Sommaire de l'article

BACKGROUND: Knowledge of the prevalence, clustering, and correlates of multiple adolescent health behaviors can inform the design of health promotion interventions.

METHODS: A cross-sectional design was used to assess 878 adolescents aged 11 to 15 years (53.6% girls, 58% non-Hispanic white) recruited in primary care clinics in 2001-2002. Adolescent physical activity (assessed with accelerometers), television viewing time (reported), percent calories from fat, and servings of fruits and vegetables (assessed with multiple 24-hour recalls) were dichotomized into meeting or not meeting national guidelines. Parent health behaviors were assessed with self-reported measures. Analyses were conducted in 2006.

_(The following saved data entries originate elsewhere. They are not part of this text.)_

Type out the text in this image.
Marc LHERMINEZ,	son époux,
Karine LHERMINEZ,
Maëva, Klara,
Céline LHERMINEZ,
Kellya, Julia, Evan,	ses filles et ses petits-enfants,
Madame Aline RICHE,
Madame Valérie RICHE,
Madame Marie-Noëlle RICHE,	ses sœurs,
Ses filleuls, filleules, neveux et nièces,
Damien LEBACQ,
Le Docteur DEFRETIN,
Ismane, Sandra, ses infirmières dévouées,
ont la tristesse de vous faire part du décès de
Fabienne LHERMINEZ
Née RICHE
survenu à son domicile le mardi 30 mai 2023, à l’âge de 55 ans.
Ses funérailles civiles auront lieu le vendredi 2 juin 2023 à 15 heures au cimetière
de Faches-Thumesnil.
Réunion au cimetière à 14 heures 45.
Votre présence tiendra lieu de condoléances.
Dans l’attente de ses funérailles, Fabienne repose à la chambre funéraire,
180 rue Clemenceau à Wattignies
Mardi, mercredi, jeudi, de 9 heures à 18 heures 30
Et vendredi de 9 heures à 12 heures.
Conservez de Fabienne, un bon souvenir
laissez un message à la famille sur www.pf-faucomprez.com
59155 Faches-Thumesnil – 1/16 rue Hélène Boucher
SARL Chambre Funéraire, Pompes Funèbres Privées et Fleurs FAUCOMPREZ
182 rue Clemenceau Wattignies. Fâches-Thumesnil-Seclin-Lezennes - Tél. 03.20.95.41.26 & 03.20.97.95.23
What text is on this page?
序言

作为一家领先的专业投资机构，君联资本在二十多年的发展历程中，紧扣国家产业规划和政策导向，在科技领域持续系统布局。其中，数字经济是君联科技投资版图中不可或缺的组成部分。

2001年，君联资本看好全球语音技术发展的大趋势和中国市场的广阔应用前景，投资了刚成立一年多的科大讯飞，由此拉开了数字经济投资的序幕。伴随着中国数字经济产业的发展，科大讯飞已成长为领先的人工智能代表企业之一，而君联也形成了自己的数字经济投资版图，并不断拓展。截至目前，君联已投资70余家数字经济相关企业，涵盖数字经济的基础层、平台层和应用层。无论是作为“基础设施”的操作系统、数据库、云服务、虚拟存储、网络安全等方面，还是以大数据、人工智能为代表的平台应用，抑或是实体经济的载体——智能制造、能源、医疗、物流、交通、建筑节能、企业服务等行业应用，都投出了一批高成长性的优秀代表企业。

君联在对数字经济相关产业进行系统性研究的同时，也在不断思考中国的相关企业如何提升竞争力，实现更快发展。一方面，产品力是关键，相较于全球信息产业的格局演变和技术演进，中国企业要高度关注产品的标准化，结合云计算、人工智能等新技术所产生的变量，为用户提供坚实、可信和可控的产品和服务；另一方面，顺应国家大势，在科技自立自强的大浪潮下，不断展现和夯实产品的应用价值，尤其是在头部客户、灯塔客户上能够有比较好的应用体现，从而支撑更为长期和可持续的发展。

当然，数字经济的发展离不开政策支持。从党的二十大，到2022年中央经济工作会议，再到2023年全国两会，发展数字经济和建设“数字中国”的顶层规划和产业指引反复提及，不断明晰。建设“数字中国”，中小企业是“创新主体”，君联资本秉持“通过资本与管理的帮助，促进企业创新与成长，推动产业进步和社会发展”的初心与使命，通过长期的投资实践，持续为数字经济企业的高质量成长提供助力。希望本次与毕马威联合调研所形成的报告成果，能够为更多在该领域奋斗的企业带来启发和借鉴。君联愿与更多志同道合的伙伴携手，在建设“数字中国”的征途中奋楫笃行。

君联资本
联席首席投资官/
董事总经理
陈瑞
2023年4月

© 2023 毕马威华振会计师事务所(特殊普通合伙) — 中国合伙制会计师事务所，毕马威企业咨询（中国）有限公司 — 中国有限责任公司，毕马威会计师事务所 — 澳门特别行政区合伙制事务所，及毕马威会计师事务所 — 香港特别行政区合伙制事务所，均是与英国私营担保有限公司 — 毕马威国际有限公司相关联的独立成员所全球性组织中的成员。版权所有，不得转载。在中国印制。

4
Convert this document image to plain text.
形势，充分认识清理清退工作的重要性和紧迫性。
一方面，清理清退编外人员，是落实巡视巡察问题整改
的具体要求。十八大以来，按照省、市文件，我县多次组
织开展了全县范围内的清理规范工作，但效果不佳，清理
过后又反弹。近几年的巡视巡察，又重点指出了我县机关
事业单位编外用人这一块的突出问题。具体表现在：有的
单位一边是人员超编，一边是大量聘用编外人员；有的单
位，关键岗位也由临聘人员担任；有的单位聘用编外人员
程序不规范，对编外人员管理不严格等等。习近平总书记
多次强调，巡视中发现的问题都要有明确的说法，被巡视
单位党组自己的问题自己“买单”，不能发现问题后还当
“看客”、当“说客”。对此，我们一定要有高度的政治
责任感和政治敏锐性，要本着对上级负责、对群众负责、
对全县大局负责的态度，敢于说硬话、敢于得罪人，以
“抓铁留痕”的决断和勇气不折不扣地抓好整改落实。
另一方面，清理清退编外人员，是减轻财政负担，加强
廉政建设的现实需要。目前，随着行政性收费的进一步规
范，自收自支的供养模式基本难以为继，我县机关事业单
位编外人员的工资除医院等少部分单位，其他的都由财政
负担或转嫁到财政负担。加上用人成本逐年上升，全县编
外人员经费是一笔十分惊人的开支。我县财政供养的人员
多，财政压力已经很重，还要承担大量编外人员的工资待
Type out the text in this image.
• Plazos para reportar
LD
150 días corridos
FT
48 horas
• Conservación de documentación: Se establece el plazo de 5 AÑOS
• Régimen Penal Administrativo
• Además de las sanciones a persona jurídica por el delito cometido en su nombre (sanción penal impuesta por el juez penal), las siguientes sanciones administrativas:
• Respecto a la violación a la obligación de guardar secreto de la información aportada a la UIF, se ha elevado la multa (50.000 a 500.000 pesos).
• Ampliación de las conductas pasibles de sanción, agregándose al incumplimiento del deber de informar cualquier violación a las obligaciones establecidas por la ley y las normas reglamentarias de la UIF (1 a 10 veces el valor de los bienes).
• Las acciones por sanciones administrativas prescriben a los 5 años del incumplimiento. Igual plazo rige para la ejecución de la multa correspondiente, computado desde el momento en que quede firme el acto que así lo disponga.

RESULTS: Fifty-five percent of adolescents did not meet the physical activity guideline, and 30% exceeded 2 hours daily of television viewing time, with boys more active and less sedentary than girls (p <0.01). The majority of the adolescents did not meet dietary guidelines. Nearly 80% had multiple risk behaviors and only 2% met all four guidelines. The number of risk behaviors was associated with being older and being at risk for overweight or being overweight, for boys and girls (p <0.05). Two parent health behaviors-history of smoking and failure to meet the fruits and vegetables guideline-were significantly associated with a higher number of risk behaviors for girls (p <0.05).

CONCLUSIONS: Eight of ten adolescents in this sample failed to meet guidelines for two or more diet, physical activity, and sedentary risk behaviors. Some parent health behaviors, along with the adolescent's weight status and age, were associated with a higher number of adolescent health risk behaviors.